Così, almeno, vuole farci credere l’autrice, nel raccontare la quotidianità di questa bimbetta un po’ storta che si affaccia al mondo degli altri, con la speranza di non arrecare troppo disturbo. In realtà Rebecca, che poi tanto sola non è, compensa la terribile bruttezza del suo corpo con un talento fuori dal comune per la musica. Suona il piano fin da piccola, con l’audacia e la delicatezza di una grande artista. Ovvio, e un po’ scontato, che la bruttezza non abbia intaccato lo splendore delle sue mani.
Il riserbo che la protegge da sguardi indiscreti crea sconforto e rabbia nel lettore, viene quasi la tentazione di prendere per il bavero della giacca il padre della piccola, noto ginecologo della città, e scrollargli di dosso l’indolenza che lo caratterizza. Lo stesso dicasi per la madre, troppo fragile per accettare un destino tanto crudele da averla salvata dalla tara per poi tornare a infierire sulla sua creatura. Amore e silenzio si bilanciano, alternandosi e compensandosi.
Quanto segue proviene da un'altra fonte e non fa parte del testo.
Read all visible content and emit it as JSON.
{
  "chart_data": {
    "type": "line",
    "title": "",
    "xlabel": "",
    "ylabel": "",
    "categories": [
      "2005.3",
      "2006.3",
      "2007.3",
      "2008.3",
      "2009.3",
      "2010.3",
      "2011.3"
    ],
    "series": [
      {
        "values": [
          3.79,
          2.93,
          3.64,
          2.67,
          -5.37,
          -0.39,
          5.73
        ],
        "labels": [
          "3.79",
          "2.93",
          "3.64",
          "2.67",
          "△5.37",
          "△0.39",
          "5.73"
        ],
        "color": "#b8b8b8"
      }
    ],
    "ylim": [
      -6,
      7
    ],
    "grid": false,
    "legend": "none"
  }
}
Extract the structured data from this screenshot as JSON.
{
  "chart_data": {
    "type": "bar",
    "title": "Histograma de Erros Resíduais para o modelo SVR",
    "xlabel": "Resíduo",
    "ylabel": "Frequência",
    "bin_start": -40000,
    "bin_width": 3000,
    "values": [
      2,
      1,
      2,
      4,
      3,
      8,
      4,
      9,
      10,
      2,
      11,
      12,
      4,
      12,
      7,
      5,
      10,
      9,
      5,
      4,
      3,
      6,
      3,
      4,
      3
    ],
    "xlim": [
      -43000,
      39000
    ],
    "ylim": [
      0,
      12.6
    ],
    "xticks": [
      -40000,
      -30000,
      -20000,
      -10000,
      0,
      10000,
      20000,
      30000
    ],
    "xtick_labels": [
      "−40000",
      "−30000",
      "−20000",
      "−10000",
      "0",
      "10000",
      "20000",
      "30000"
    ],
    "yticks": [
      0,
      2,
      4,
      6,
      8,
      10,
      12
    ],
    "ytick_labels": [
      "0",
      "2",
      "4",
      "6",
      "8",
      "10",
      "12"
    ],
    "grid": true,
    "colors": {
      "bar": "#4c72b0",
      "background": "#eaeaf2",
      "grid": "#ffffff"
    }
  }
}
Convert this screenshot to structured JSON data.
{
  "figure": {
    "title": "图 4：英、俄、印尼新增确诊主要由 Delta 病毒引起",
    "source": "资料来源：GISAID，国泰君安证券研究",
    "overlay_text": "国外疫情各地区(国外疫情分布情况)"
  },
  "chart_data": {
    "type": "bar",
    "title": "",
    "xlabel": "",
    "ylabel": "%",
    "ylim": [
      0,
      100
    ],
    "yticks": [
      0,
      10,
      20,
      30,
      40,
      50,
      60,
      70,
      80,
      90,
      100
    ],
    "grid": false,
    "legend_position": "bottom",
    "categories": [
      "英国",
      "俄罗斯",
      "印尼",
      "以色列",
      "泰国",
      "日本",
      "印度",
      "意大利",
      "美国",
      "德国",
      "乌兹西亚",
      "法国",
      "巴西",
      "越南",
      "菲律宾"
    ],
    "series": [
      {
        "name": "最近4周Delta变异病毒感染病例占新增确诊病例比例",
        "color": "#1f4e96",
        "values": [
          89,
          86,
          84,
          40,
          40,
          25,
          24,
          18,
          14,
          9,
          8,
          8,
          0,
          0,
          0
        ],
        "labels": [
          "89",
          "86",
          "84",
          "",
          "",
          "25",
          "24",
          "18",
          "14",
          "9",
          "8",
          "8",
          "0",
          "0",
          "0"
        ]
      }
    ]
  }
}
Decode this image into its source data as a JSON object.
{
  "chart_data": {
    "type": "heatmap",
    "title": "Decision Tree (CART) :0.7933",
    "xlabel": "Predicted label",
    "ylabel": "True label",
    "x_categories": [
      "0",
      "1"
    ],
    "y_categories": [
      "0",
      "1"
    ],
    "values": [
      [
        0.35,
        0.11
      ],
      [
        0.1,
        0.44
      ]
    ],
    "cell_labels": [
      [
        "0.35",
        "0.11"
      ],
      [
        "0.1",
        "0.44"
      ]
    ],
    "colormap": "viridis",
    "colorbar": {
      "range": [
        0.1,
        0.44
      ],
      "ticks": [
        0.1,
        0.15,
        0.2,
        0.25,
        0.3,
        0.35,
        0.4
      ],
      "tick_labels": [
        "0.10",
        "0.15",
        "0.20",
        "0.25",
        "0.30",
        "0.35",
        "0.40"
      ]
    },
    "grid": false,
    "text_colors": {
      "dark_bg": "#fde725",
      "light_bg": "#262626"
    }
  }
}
La narrazione è centrata spesso su aspetti secondari, su lunghe e interminabili descrizioni degli oggetti, dei luoghi, dei paesaggi. Si sente la mano della scrittrice allungare le sensazioni, perdersi nel piacere di impreziosire il racconto, eccedere laddove una sola parola avrebbe colpito in pieno viso.
La storia di Rebecca, come nelle migliori favole, racchiude in sé il male e il bene. La cattiveria della gente, coalizzata contro il mostro, e la bontà di una madre troppo fragile per parlare, di un maestro di musica buono e disponibile, di una maestra pronta a mettersi contro schiere di genitori infuriati pur di proteggerla. Rebecca, che il primo giorno di scuola incontra la sua amica del cuore – dalla quale non si separerà più, è il contrario di una bambina sola. In tanti le hanno voluto bene, aiutandola a crescere, sviluppando in lei un barlume di autostima e sicurezza. Nella vita è una che ce la fa, che ottiene risultati, che può ritenersi appagata. Nonostante la bruttezza. Finalista al Premio Strega 2011, questo libro della Veladiano ha un gusto retrò, il sapore di una storia lontana, raccontata da una nonna arzilla e romantica. Lascia però un senso di sospensione e amarezza. Troppe divagazioni e troppi dettagli appesantiscono quella che poteva essere una storia di speranza e riscatto. Un finale a tarallucci e vino che forse si poteva evitare.